Y no, por cierto gente de escasa cultura solamente, sino también muchas
personas que se las dan de instruidas y hasta de religiosas. De no pocas
señoras y señores sé que van los domingos a misa y de cuando en cuando, entre
semana, acuden a hurtadillas a consultar a la palmista o la clarividente cuyos
“aciertos” se le han ponderado. De la misa blanca a la “misa negra”. Los
cuadernos de astrología, los “horóscopos” y demás guías estelares pronto
tendrán tanta venta en Cuba, si ya no la tienen, como los más acreditados
breviarios.
Aquí
cabría decir aquello de que el que no se consuela es porque no quiere. Y hasta
se nos podría censurar que vengamos a “meternos” con esas formas de consuelo en
que otros hallan tanto solaz. Pero es que uno no puede evitar el pensamiento de
que tales recursos y creencias están estragando profundamente la conciencia
cubana. No hablo ahora de la conciencia en el sentido religioso, sino más bien
en el sentido moral de la palabra: hablo de esa necesidad que un pueblo tiene
de conservar sana y despejada su inteligencia, firme su voluntad, para hacer
depender de sí mismo, y no de ninguna irracional influencia, su propia
superación.
Ese
irracionalismo hace bastante más daño de lo que parece. Después del 10 de Marzo
y siento tener que traer aquí lo que pudiera parecer una intención política,
los vaticinios del titulado “profesor” Barú contribuyeron mucho a desconcertar
al pueblo, y hasta a contaminarlo de falsas apreciaciones y de resignación
inerte. Recuerdo cuando ese buen señor, con su acento entre portugués y
tudesco, declaraba muy solemnemente que había leído en los astros el destino de
algunos de los fautores del cuartelazo y les suponía asistidos de virtudes
increíbles y venturosas perspectivas. Ahora, no sé que Clavelito haya llegado a
tanto; pero me temo que su ya famoso vaso de agua sobre el radio haya estado
contribuyendo demasiado a relajar con vagas esperanzas pasivas la conciencia de
un pueblo que de lo que está necesitando es de claridad y coraje.
Ya
sé que decir estas cosas no es popular: a ese estado de primitivismo hemos
llegado, o en él nos mantenemos. Nuestra responsabilidad en el asunto puede
atenuarse un poco con aquello del “mal de muchos”, pues lo cierto es que desde
hacía mucho tiempo no se veía cundir por el mundo una ola tan ancha de
irracionalidad como ahora. Lo de la astrología es una epidemia universal. Y sin
ir tan lejos, o tan alto: el repertorio de ideas estúpidas, de supersticiones
triviales, parece haberse difundido bastante en los años posteriores a la
segunda guerra mundial.
Precisamente
sobre eso ha escrito mucho, en los últimos tiempos, uno de los pensadores más
altos, claros y valerosos de nuestros días: Bertrand Russell, laureado hace
pocos años con el Premio Nóbel. Ahora se acaba de publicar en los Estados
Unidos su libro titulado Unpopular Essays, “Ensayos impopulares”. Entre ellos
hay uno que yo quisiera traducir algún día y divulgarlo aquí, para higiene del
espíritu cubano. Lleva por título An Outline of Intellectual Rubbish, y en él
se hace, con mucha energía de razonamiento y gracia de expresión lo que
pudiéramos llamar, traduciendo el título, un “inventario de la basura mental”

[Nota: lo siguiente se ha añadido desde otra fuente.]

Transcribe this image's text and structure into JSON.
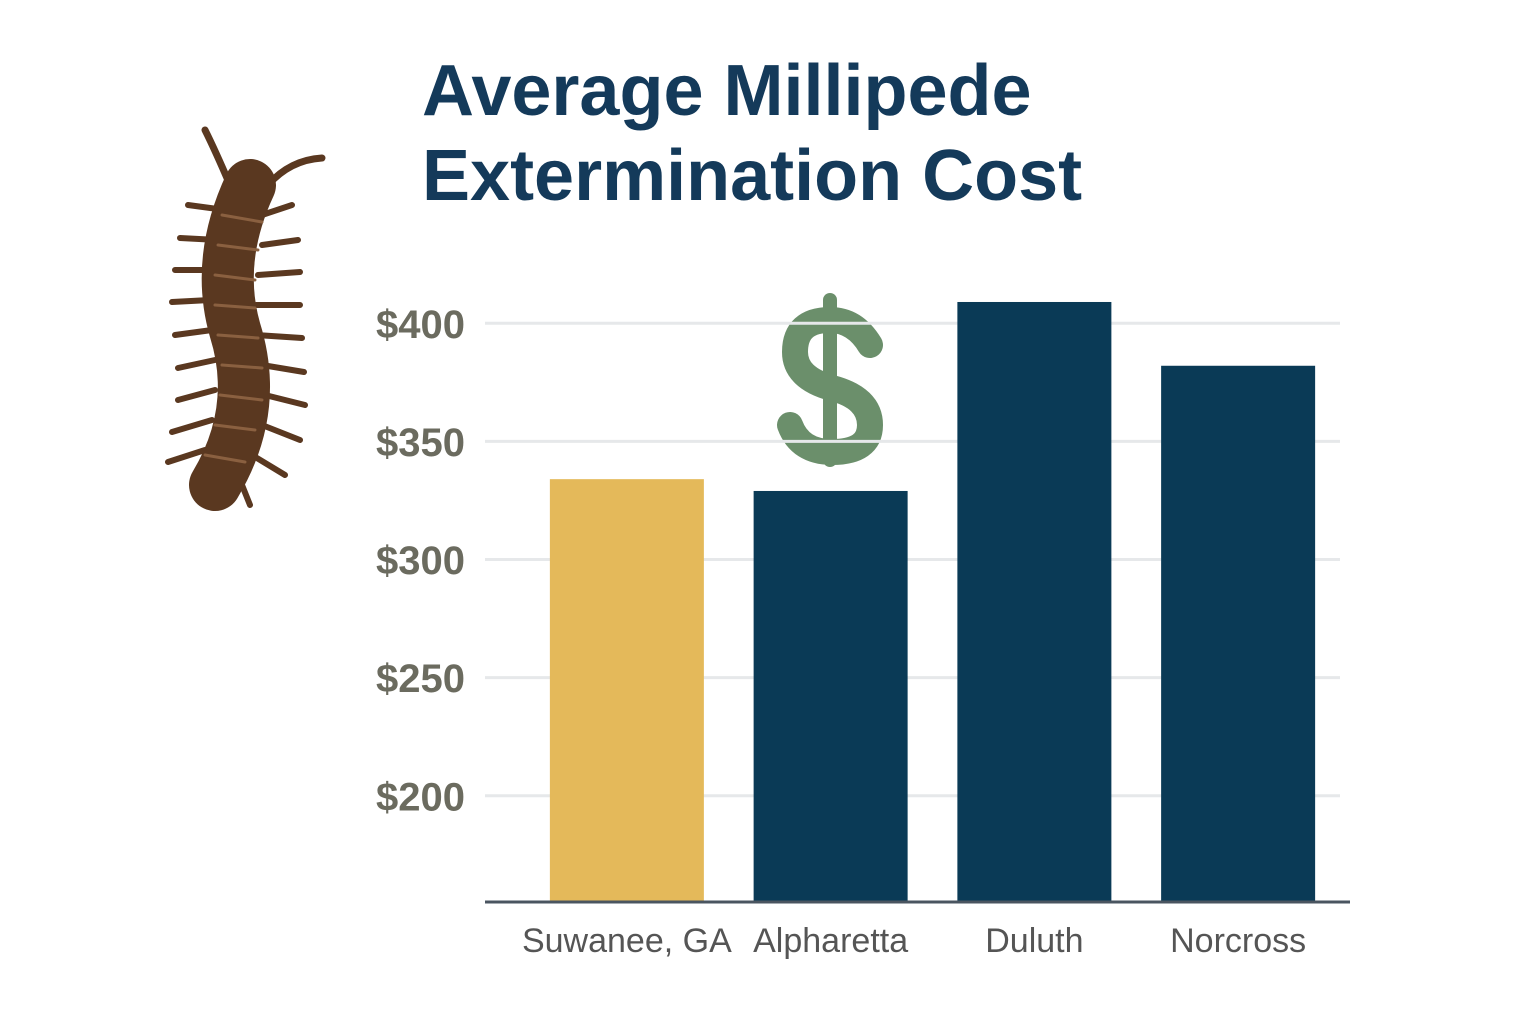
{
  "chart_data": {
    "type": "bar",
    "title": [
      "Average Millipede",
      "Extermination Cost"
    ],
    "categories": [
      "Suwanee, GA",
      "Alpharetta",
      "Duluth",
      "Norcross"
    ],
    "values": [
      334,
      329,
      409,
      382
    ],
    "colors": [
      "#e4b95a",
      "#0a3a56",
      "#0a3a56",
      "#0a3a56"
    ],
    "ylim": [
      155,
      420
    ],
    "yticks": [
      {
        "value": 200,
        "label": "$200"
      },
      {
        "value": 250,
        "label": "$250"
      },
      {
        "value": 300,
        "label": "$300"
      },
      {
        "value": 350,
        "label": "$350"
      },
      {
        "value": 400,
        "label": "$400"
      }
    ],
    "grid": true
  }
}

en el ambiente de nuestro tiempo. Russell atribuye esta acentuación del
espíritu supersticioso a diversas causas; pero la que parece tener para él más
importancia es el miedo. No resisto a la tentación de traducir un pasaje de ese
ensayo:
“El
miedo -escribe Russell- a veces actúa directamente, inventando rumores de
desastre en tiempo de guerra, o imaginando objetos terroríficos, como
fantasmas; otras veces opera de modo indirecto, infundiendo la creencia en algo
consolador, como el elixir de la vida, o el cielo para nosotros y el infierno
para nuestros enemigos. Tiene el miedo muchas formas el miedo de la muerte, el
miedo a la oscuridad, el miedo a lo desconocido, el miedo al rebaño, y ese
miedo vago y difuso que asalta a los que se ocultan a sí mismos sus propios
terrores más específicos. Hasta que usted se haya reconocido a sí mismo sus
propios temores y se haya prevenido, por un esfuerzo difícil de la voluntad,
contra el poder mitificador que ellos tienen, no le será posible discurrir con
certeza sobre muchas cuestiones de gran importancia, particularmente aquellas a
que atañen las creencias religiosas. Conquistar el miedo es el principio de la
sabiduría, tanto en la conquista de la verdad como en la de un noble estilo de
vida”.
“Hay
-continúa Russell- dos modos de evitar el miedo: uno consiste en persuadirse de
que se es inmune al desastre, y el otro es por el ejercicio del puro coraje.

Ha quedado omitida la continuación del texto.